The social shift has seen women decentre men and romantic love from the epitome of success in adulthood, not only as dating in the digital age is littered with disappointment (ghosting, unsolicited pictures and boring matches, to name a few) but also as the far right continues to rise. From the overwhelming response to Vogue’s ‘Is having a boyfriend embarrassing?’ to over1.4 million people quitting dating apps in recent years from both fatigue of swiping and arising number of sexual harassment and assault cases, and with the knowledge thatunmarried women live longer, happier lives, women are redefining what the epitome of success in adulthood looks like. Marriages, mortgages and babies aren’t the defining markers of womanhood, as the birth rate continues to decline, and houses remain unaffordable in a cost-of-living-crisis, women are championing their platonic loves, female friendships and adorning their homes as ‘girl museums’. Misogyny has re-written relationships, to revert to more archaic models as seen in the Trad Wife boom, and the manosphere’s strict double standards about women and men’s rights for autonomy over their body. 

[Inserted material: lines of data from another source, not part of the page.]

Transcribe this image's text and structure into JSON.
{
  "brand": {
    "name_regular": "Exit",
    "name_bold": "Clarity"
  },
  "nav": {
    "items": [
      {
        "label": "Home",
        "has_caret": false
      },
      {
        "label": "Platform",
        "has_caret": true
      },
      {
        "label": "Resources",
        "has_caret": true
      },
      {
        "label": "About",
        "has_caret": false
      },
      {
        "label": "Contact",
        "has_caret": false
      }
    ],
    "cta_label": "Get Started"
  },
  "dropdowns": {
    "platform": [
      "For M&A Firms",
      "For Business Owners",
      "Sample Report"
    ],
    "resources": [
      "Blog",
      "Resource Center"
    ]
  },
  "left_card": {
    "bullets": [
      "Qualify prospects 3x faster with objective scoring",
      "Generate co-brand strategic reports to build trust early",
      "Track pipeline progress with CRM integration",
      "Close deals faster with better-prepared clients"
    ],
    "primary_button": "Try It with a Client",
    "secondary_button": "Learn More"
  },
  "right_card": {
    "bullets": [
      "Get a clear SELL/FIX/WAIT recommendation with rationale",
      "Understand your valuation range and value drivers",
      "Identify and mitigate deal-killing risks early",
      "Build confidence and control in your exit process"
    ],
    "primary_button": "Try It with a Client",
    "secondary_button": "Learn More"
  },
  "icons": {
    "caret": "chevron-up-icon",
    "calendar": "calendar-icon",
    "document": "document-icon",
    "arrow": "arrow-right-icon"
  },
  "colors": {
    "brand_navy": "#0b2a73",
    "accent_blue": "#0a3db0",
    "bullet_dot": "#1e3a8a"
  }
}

One of the responses to this conservatism that encourages women to shrink every facet of themselves has been women’s self-reliance on each other to create peer-to-peer support in spaces - predominantly occupied by girlies, theys, thems, gays - that provide comfort and reassurance that women can be their authentic selves and find safety in a destabilising time. 

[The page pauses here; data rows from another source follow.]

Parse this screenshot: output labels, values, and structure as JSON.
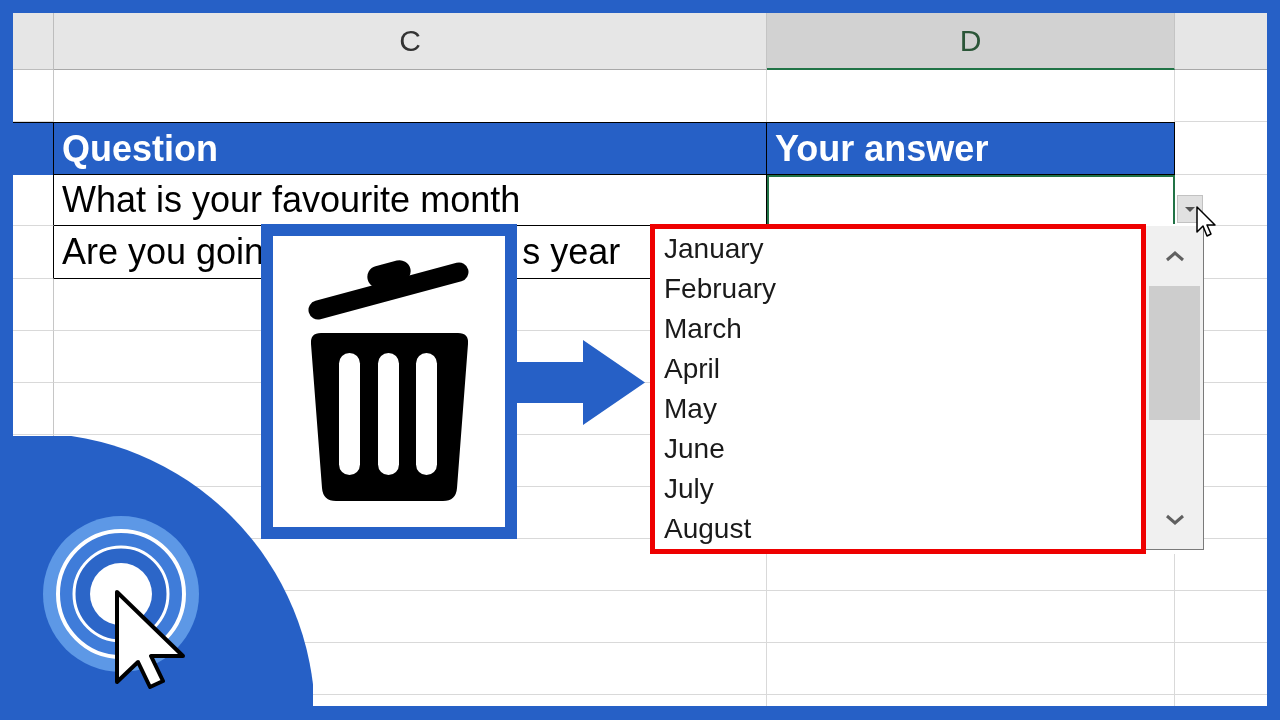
{
  "column_headers": [
    {
      "label": "C",
      "selected": false
    },
    {
      "label": "D",
      "selected": true
    }
  ],
  "table": {
    "header": [
      "Question",
      "Your answer"
    ],
    "rows": [
      {
        "question_parts": [
          "What is your favourite month"
        ],
        "answer_selected": true
      },
      {
        "question_parts": [
          "Are you goin",
          "s year"
        ]
      }
    ]
  },
  "dropdown": {
    "options": [
      "January",
      "February",
      "March",
      "April",
      "May",
      "June",
      "July",
      "August"
    ]
  }
}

“Reconnecting with your inner child is really about giving yourself permission to bring those parts back in, and seeing them as grounding, human, and deeply healing rather than childish,” Bailey adds. “Reconnecting with our inner child can help up feel more grounded, more willing to be brave and take risks and also build self-compassion for our softer, more vulnerable side.”

Bailey calls this inner child work “life changing for any woman” as not only do they confront their childhood trauma that may be holding them back in adulthood, but this period of unlearning can also unlock new levels of “self-compassion, learning and emotional resilience” in adulthood. She adds: “Essentially, addressing our inner child helps us function better and freer as grown-ups.”

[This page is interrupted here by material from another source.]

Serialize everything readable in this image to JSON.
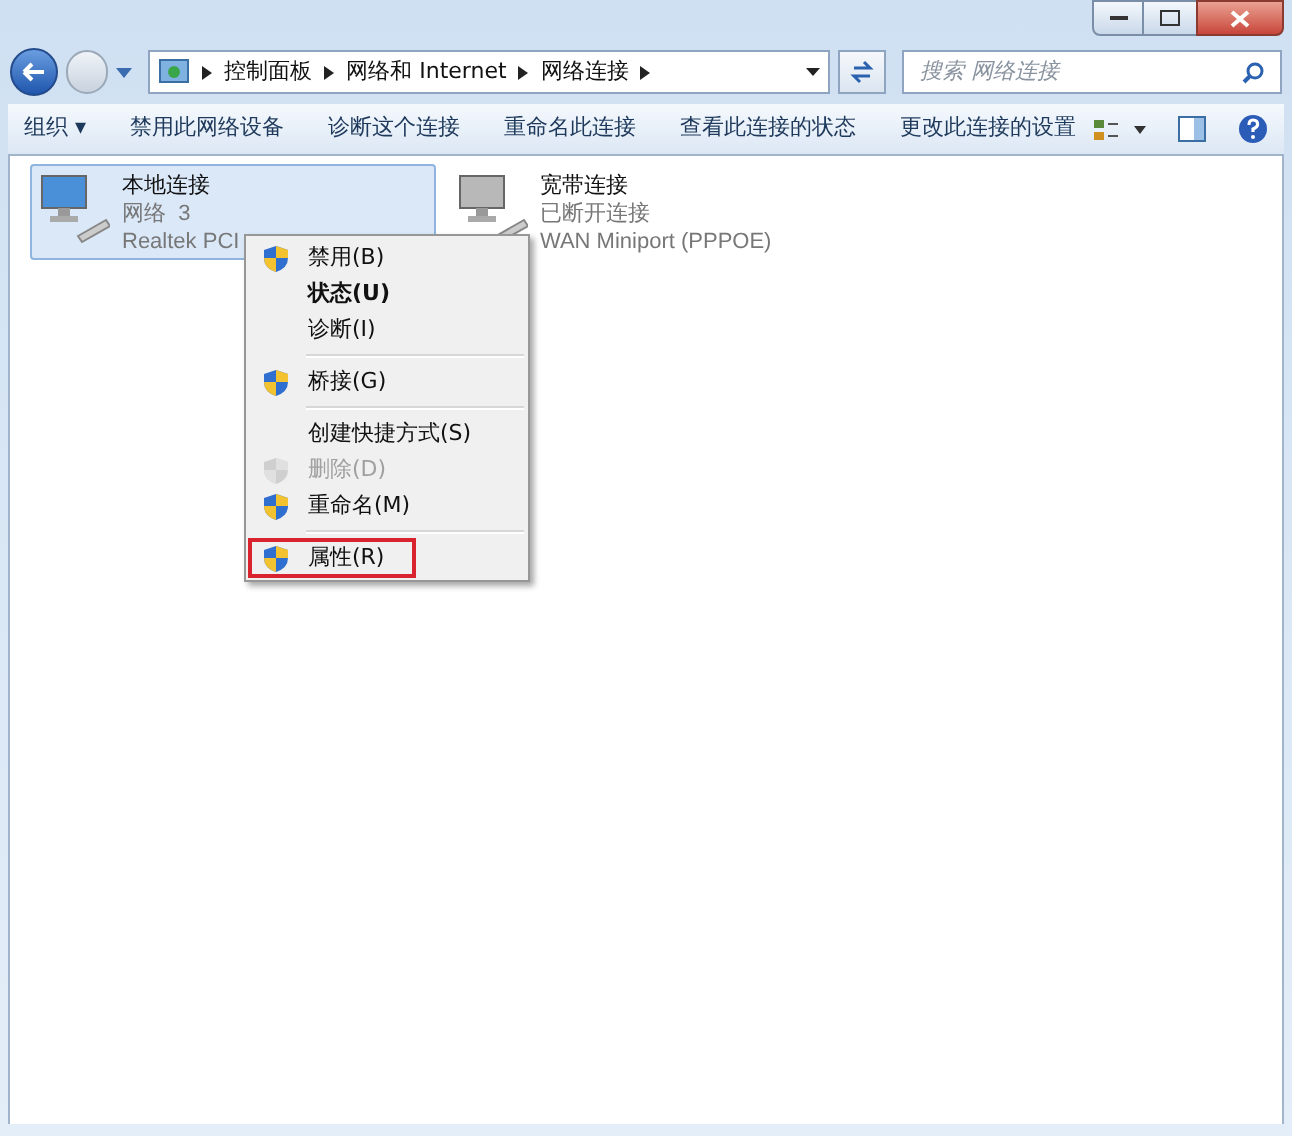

Ultimately, women’s desire to reclaim their girlhood is not a retreat from adulthood but a rejection of the prescriptive conditions that have made womanhood impossible to reach. Women find sanctuary in friendship, play and self-expression as the world has too often failed to offer them the stability and equality they crave. The second girlhood taps into the collectivism that is needed to make real change such as calls for affordable housing, economic security, reproductive rights, fighting against medical misogyny and an end to violence against women. The second girlhood may in itself not be inherently a political movement that begins with reclaiming joy, but its most powerful legacy could be that it inspires a generation of women to refuse to settle for less than the future that they deserve. One filled with a girl-like rebellious optimism that if we work together, we actually can make a difference not just for our own circumstances, but for all women.